Even in the first draft, I was astounded that he is so naïve, so desperate, and profoundly insecure. I write because I am interested in how we talk to ourselves. Internal dialogue is ground zero where desire and (to quote The Big Chill) “juicy rationalizations” collide and lead to action with real world consequences. The first time that you put yourself out there and learn that the world can still say no is a doozy. What you do next matters. I wanted to capture the laugh-out-loud-in-retrospect horror of young, naive love. This process required me to go back to own journals and oh boy, some of that made it in here. Gulp.
Also, who doesn’t want a time machine to play with dumb phones, AOL IM and disposable cameras? The symbolism there is so good to me when photographs are now more akin to tattoos. We live in a time machine, in some ways. People still inhale top tier rom coms like Serendipity and obsess over Sex & The City. If you’ve never seen Magnolia…do it. When Joe notes that Tom Hanks and Meg Ryan never have sex in You’ve Got Mail…Yes, this book was a fun one. Writing You First was nostalgic pop culture bliss.

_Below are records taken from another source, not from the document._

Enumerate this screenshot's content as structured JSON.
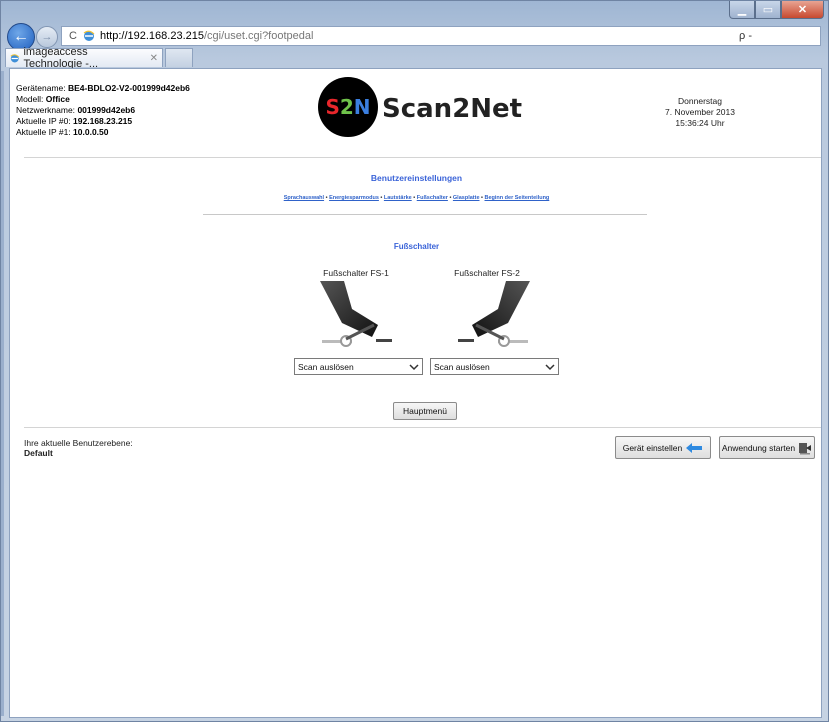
{
  "browser": {
    "url_host": "http://192.168.23.215",
    "url_path": "/cgi/uset.cgi?footpedal",
    "search_label": "ρ -",
    "tab_title": "imageaccess Technologie -...",
    "tab_close": "✕"
  },
  "device": {
    "name_label": "Gerätename:",
    "name_value": "BE4-BDLO2-V2-001999d42eb6",
    "model_label": "Modell:",
    "model_value": "Office",
    "netname_label": "Netzwerkname:",
    "netname_value": "001999d42eb6",
    "ip0_label": "Aktuelle IP #0:",
    "ip0_value": "192.168.23.215",
    "ip1_label": "Aktuelle IP #1:",
    "ip1_value": "10.0.0.50"
  },
  "logo": {
    "mark": "S2N",
    "wordmark": "Scan2Net"
  },
  "date": {
    "weekday": "Donnerstag",
    "date": "7. November 2013",
    "time": "15:36:24 Uhr"
  },
  "section": {
    "title": "Benutzereinstellungen",
    "links": [
      "Sprachauswahl",
      "Energiesparmodus",
      "Lautstärke",
      "Fußschalter",
      "Glasplatte",
      "Beginn der Seitenteilung"
    ],
    "separator": "•"
  },
  "footpedal": {
    "title": "Fußschalter",
    "fs1_label": "Fußschalter FS-1",
    "fs2_label": "Fußschalter FS-2",
    "fs1_value": "Scan auslösen",
    "fs2_value": "Scan auslösen"
  },
  "buttons": {
    "main_menu": "Hauptmenü",
    "device_setup": "Gerät einstellen",
    "start_app": "Anwendung starten"
  },
  "user": {
    "level_label": "Ihre aktuelle Benutzerebene:",
    "level_value": "Default"
  },
  "colors": {
    "accent": "#3a63d8",
    "link": "#2f62c9"
  }
}
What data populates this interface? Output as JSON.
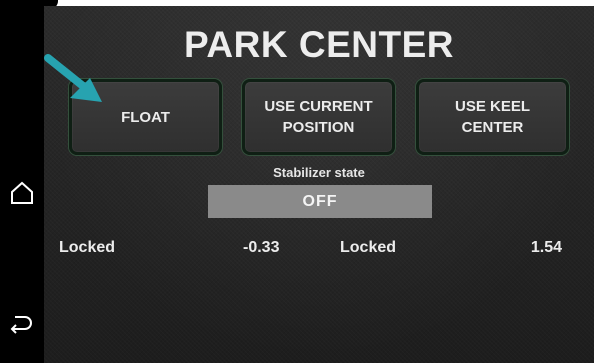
{
  "title": "PARK CENTER",
  "buttons": {
    "float": "FLOAT",
    "use_current_position": "USE CURRENT\nPOSITION",
    "use_keel_center": "USE KEEL\nCENTER"
  },
  "stabilizer": {
    "label": "Stabilizer state",
    "value": "OFF"
  },
  "readings": [
    {
      "label": "Locked",
      "value": "-0.33"
    },
    {
      "label": "Locked",
      "value": "1.54"
    }
  ],
  "sidebar": {
    "icons": [
      "home-icon",
      "back-icon"
    ]
  },
  "colors": {
    "arrow": "#27a3b0",
    "state_box": "#8a8a8a",
    "button_border": "#34503c"
  }
}
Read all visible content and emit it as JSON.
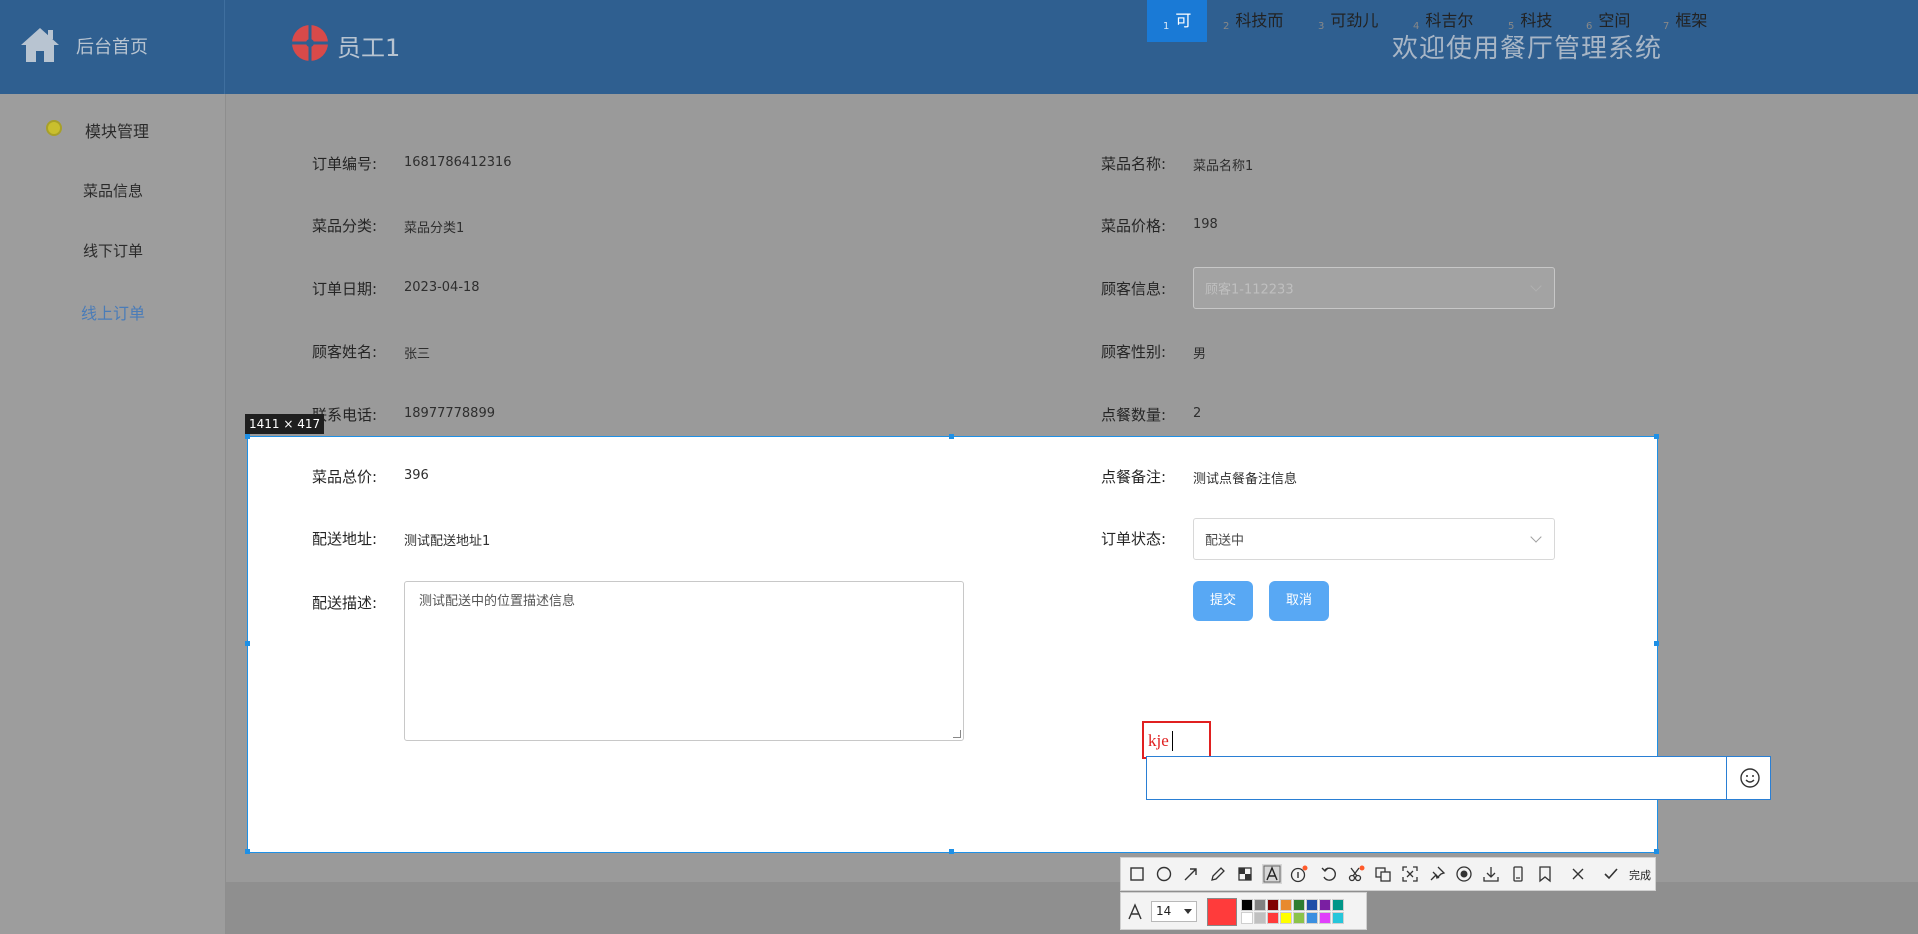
{
  "header": {
    "brand_label": "后台首页",
    "user_name": "员工1",
    "welcome": "欢迎使用餐厅管理系统"
  },
  "sidebar": {
    "group_label": "模块管理",
    "items": [
      {
        "label": "菜品信息",
        "active": false
      },
      {
        "label": "线下订单",
        "active": false
      },
      {
        "label": "线上订单",
        "active": true
      }
    ]
  },
  "form": {
    "order_no_label": "订单编号:",
    "order_no": "1681786412316",
    "dish_name_label": "菜品名称:",
    "dish_name": "菜品名称1",
    "dish_category_label": "菜品分类:",
    "dish_category": "菜品分类1",
    "dish_price_label": "菜品价格:",
    "dish_price": "198",
    "order_date_label": "订单日期:",
    "order_date": "2023-04-18",
    "customer_info_label": "顾客信息:",
    "customer_info": "顾客1-112233",
    "customer_name_label": "顾客姓名:",
    "customer_name": "张三",
    "customer_gender_label": "顾客性别:",
    "customer_gender": "男",
    "phone_label": "联系电话:",
    "phone": "18977778899",
    "quantity_label": "点餐数量:",
    "quantity": "2",
    "total_label": "菜品总价:",
    "total": "396",
    "remark_label": "点餐备注:",
    "remark": "测试点餐备注信息",
    "address_label": "配送地址:",
    "address": "测试配送地址1",
    "status_label": "订单状态:",
    "status": "配送中",
    "desc_label": "配送描述:",
    "desc": "测试配送中的位置描述信息",
    "submit_label": "提交",
    "cancel_label": "取消"
  },
  "capture": {
    "size_label": "1411 × 417",
    "typed_text": "kje",
    "ime_candidates": [
      {
        "n": "1",
        "text": "可"
      },
      {
        "n": "2",
        "text": "科技而"
      },
      {
        "n": "3",
        "text": "可劲儿"
      },
      {
        "n": "4",
        "text": "科吉尔"
      },
      {
        "n": "5",
        "text": "科技"
      },
      {
        "n": "6",
        "text": "空间"
      },
      {
        "n": "7",
        "text": "框架"
      }
    ],
    "done_label": "完成",
    "font_size": "14",
    "current_color": "#ff3b3b",
    "palette": [
      "#000000",
      "#808080",
      "#800000",
      "#e88a2e",
      "#2e7d32",
      "#1e4fa8",
      "#7a1fa2",
      "#009688",
      "#ffffff",
      "#c0c0c0",
      "#ff3b3b",
      "#ffff00",
      "#8bc34a",
      "#3a8fe0",
      "#e040fb",
      "#26c6da"
    ]
  },
  "colors": {
    "header_bg": "#2f5f90",
    "selection_border": "#1e90e6",
    "button": "#58a8f4",
    "active_menu": "#4a7cb8"
  }
}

And I needed some bliss. I dreamt up Joe Goldberg a few months after my father passed away. When my mom started to fade, I felt the impulse to create a new version of him. Books cannot keep the people we love on the planet, but they do help us hold onto hope. I
hope this young man’s diary inspires you to reflect on your first times. You (probably) didn’t do Joe Goldberg level things that led to your being profiled in a Mindhunter style textbook, but maybe your friends will surprise you at your next book club.